Like many in North America, I know very little about Chechnya. It’s history is long and complicated and even a slight knowledge of Soviet history in general comes in handy. The primary action of the novel takes place in 2004, spanning less than a week and beginning with the arrest of a fingerless man named Dokka. Dokka’s eight-year-old daughter, Havaa, is able to escape the Feds who hunt her and their neighbour, Akhmed, takes her to a nearby city, hoping that a doctor he once heard of will protect her. Sonja is a brilliant surgeon struggling to maintain the last hospital almost entirely alone, while constantly wondering what happened to her sister, Natasha, who also disappeared years earlier.

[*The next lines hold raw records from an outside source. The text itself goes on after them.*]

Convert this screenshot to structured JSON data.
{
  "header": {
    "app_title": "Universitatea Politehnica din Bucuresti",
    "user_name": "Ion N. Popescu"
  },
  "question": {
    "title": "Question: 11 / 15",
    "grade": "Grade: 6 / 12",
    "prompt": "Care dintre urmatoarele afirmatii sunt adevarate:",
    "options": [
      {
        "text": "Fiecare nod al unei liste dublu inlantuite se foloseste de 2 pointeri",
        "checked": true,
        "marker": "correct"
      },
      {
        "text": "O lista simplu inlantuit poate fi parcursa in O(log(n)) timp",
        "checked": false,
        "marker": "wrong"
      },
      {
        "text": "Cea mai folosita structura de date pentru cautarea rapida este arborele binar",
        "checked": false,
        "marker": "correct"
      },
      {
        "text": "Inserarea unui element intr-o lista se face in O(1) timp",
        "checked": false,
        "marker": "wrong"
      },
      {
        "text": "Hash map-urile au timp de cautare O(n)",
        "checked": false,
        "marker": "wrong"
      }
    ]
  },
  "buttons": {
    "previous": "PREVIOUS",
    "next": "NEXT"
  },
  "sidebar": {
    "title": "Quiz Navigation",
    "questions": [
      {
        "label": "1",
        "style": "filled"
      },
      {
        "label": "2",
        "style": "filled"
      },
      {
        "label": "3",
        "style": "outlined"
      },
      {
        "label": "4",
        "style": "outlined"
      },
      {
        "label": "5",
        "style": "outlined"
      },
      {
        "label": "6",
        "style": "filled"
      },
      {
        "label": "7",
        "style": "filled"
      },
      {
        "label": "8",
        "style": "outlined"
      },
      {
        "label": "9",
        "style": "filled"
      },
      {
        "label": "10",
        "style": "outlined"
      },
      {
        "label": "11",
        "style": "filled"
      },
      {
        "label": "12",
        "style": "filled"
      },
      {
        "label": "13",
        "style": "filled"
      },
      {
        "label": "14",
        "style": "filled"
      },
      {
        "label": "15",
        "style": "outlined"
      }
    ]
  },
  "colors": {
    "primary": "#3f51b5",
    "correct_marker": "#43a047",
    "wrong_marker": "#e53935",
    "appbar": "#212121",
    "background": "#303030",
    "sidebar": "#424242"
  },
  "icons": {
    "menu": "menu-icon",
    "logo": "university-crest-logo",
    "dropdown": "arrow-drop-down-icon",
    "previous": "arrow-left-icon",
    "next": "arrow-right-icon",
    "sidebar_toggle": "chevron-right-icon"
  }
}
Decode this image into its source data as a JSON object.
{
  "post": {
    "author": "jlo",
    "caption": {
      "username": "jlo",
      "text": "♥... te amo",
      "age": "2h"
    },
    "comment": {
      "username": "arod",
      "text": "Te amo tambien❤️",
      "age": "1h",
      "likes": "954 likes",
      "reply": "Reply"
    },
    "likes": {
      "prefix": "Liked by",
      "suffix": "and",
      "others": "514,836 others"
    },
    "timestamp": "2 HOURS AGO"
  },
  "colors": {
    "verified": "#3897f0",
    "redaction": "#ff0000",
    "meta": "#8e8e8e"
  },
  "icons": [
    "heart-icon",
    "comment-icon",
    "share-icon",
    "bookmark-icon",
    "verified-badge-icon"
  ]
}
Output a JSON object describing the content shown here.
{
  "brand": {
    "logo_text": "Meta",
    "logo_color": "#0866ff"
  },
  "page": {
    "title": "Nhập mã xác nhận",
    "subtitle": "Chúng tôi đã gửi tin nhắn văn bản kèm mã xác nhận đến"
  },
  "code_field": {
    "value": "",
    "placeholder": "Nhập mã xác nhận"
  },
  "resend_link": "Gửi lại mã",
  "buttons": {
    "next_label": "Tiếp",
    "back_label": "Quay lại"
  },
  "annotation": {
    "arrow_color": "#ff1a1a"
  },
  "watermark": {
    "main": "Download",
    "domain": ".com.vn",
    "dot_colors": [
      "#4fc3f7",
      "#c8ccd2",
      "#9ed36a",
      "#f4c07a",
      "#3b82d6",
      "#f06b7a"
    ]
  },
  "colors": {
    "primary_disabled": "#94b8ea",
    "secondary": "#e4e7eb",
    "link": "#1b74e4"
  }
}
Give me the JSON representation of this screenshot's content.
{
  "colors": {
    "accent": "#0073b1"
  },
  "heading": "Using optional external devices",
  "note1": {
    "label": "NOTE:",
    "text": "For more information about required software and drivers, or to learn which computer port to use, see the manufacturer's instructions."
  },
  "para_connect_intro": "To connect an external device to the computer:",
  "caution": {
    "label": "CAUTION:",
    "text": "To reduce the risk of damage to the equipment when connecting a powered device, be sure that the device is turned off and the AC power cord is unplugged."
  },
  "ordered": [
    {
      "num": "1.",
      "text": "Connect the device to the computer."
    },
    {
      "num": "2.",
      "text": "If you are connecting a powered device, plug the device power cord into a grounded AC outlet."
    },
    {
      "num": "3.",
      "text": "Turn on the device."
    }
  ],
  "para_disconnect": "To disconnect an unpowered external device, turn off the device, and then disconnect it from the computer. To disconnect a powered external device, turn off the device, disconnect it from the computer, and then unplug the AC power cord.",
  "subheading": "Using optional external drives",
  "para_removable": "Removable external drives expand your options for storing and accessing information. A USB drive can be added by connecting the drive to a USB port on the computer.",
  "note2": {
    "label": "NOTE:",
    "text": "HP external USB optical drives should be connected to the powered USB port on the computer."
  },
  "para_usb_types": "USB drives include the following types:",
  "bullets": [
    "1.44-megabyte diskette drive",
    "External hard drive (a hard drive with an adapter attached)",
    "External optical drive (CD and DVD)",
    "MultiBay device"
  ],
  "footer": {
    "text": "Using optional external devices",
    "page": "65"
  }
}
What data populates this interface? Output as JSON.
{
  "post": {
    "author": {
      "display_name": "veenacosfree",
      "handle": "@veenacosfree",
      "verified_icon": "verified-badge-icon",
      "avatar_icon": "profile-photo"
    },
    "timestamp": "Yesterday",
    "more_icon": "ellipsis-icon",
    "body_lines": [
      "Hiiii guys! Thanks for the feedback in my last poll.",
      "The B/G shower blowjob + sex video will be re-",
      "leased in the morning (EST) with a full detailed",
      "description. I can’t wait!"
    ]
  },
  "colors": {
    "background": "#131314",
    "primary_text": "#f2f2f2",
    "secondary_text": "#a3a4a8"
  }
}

Between these days, the story dips into the near and far history of the characters and of Chechnya. These are stories of tyranny and torture, of bravery and loyalty; tales of deprivation and horror, spanning generations. Marra helpfully includes a timeline at the top of each chapter which works as a simple (if somewhat artless) way to keep track of where we are in the history of Chechnya.

The characters live in a world where friends and neighbours can disappear at any moment – whether as refugees over the mountains or into an ominous prison called The Landfill. There are few answers and questions are dangerous to ask. In less than four hundred pages, Marra covers a lot of ground, detailing lives of many characters. He even dips into the futures of characters we only see in passing and never again and these glimpses seem to offer some hope.

In the end, the characters are more intertwined than seems entirely plausible (though Chechnya is a small country) but this is the only weakness in an otherwise compelling novel. Well worth a read for both the excellent writing and for a look at some very recent history.